I wrote a blog in November 2020 about the demise of the tank. I said that about every five years a story surfaces that predicts the demise of the tank as an offensive weapon. These stories are usually linked to the arrival of a new weapons system that the manufacturer claims will make the tank so vulnerable that it has no future. Over a hundred years after the tank first appeared in the Somme during World War I, it is still going strong and is still an integral part of most major land battles. However, Russia’s invasion of Ukraine has added another element to this story. The power of the people armed with anti-tank weapons.
I watched a video the other evening, taken from a drone, that showed a column of tanks driving down a road towards Kyiv. Suddenly, the lead tank and the rear tank were taken out by shoulder-mounted anti-tank weapons – the classic attack pattern for destroying tank convoys if they are dumb enough to travel “line-ahead” down a straight road. Sorry, if their commanders are dumb enough to use this type of formation in enemy territory.

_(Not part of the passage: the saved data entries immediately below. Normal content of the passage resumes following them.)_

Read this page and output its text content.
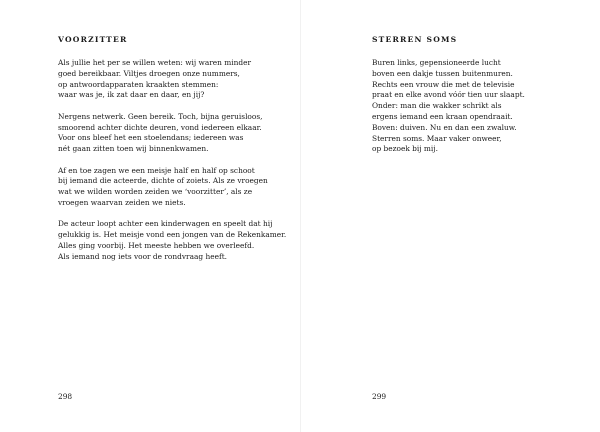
VOORZITTER
Als jullie het per se willen weten: wij waren minder
goed bereikbaar. Viltjes droegen onze nummers,
op antwoordapparaten kraakten stemmen:
waar was je, ik zat daar en daar, en jij?
Nergens netwerk. Geen bereik. Toch, bijna geruisloos,
smoorend achter dichte deuren, vond iedereen elkaar.
Voor ons bleef het een stoelendans; iedereen was
nét gaan zitten toen wij binnenkwamen.
Af en toe zagen we een meisje half en half op schoot
bij iemand die acteerde, dichte of zoiets. Als ze vroegen
wat we wilden worden zeiden we ‘voorzitter’, als ze
vroegen waarvan zeiden we niets.
De acteur loopt achter een kinderwagen en speelt dat hij
gelukkig is. Het meisje vond een jongen van de Rekenkamer.
Alles ging voorbij. Het meeste hebben we overleefd.
Als iemand nog iets voor de rondvraag heeft.
298
STERREN SOMS
Buren links, gepensioneerde lucht
boven een dakje tussen buitenmuren.
Rechts een vrouw die met de televisie
praat en elke avond vóór tien uur slaapt.
Onder: man die wakker schrikt als
ergens iemand een kraan opendraait.
Boven: duiven. Nu en dan een zwaluw.
Sterren soms. Maar vaker onweer,
op bezoek bij mij.
299
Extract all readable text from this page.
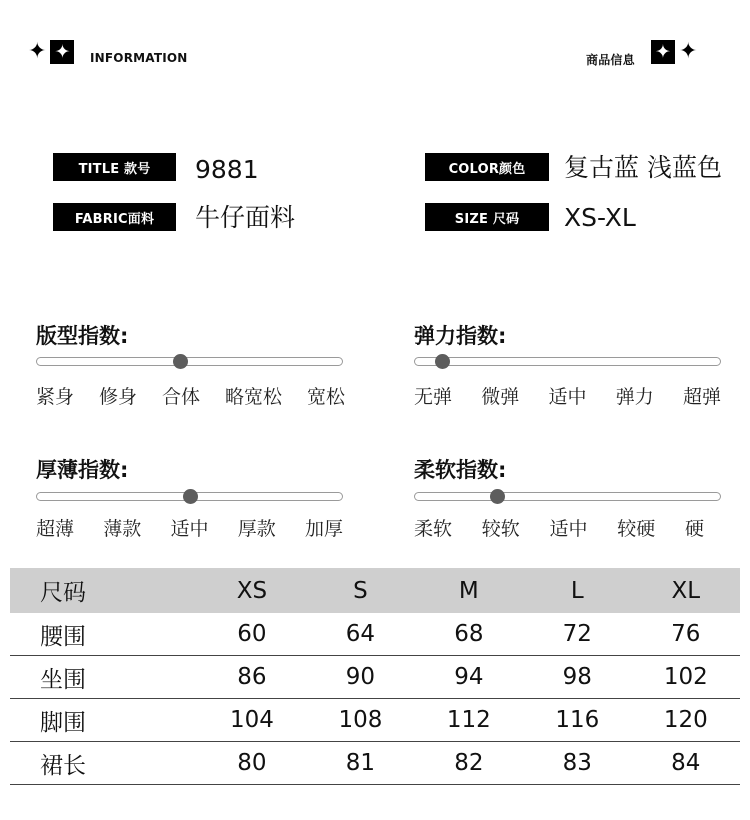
✦ ✦	INFORMATION	商品信息 ✦ ✦
TITLE 款号	9881
FABRIC面料	牛仔面料
COLOR颜色	复古蓝 浅蓝色
SIZE 尺码	XS-XL
版型指数:
紧身 修身 合体 略宽松 宽松
弹力指数:
无弹 微弹 适中 弹力 超弹
厚薄指数:
超薄 薄款 适中 厚款 加厚
柔软指数:
柔软 较软 适中 较硬 硬
尺码	XS	S	M	L	XL
腰围	60	64	68	72	76
坐围	86	90	94	98	102
脚围	104	108	112	116	120
裙长	80	81	82	83	84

I understand from the news that the U.K. has supplied 10,000, or more, shoulder-mounted anti-tank weapons to the Ukrainian Army. The army, in turn, has deployed them in ambush situations, often using rapidly-trained civilians. Simplistically, it only requires the operator to point the shoulder-mounted tube and pull the trigger. One person carrying a weapon that costs $30,000 (An Nlaws light-weight anti-tank weapons system), can destroy a tank that costs $4 million (Current price of a Russian T-14 tank), together with its entire crew. Callously, its a pretty good return on investment, and a major nail in the coffin of the demise of tanks.
The comprehensive conquest of land masses has always required “boots on the ground”, and “boots on the ground” have always been more effective if they are supported by tanks. However, the Russian campaign in the Ukraine has called this long-time military philosophy into question. It may be that the demise of the tank is closer than we think.
The main impact of the first tank in the Somme a century ago, was intimidation. They were notoriously unreliable, and had a top speed that barely caused the accompanying troops to break into a trot, but they frightened the enemy to death. Russian tanks lining their borders with Finland, Poland, Latvia, Lithuania and Estonia continue to intimidate but, as one Lithuanian general recently put it in describing the Russian Air force, “We always thought we were faced with a superior force, we’re not”.
Citizen-armed Nlaws systems have put the entire concept of tank intimidation on notice of possible irrelevance. Tanks are still intimidating, and the demise of the tank is certainly not guaranteed, but they can now be dealt with far easier than anyone could have thought, especially Russian military commanders.
The tank lives, and will probably continue to do so. The current speculation, and the experience of the Russian invasion of Ukraine, on the demise of the tank is not necessarily valid.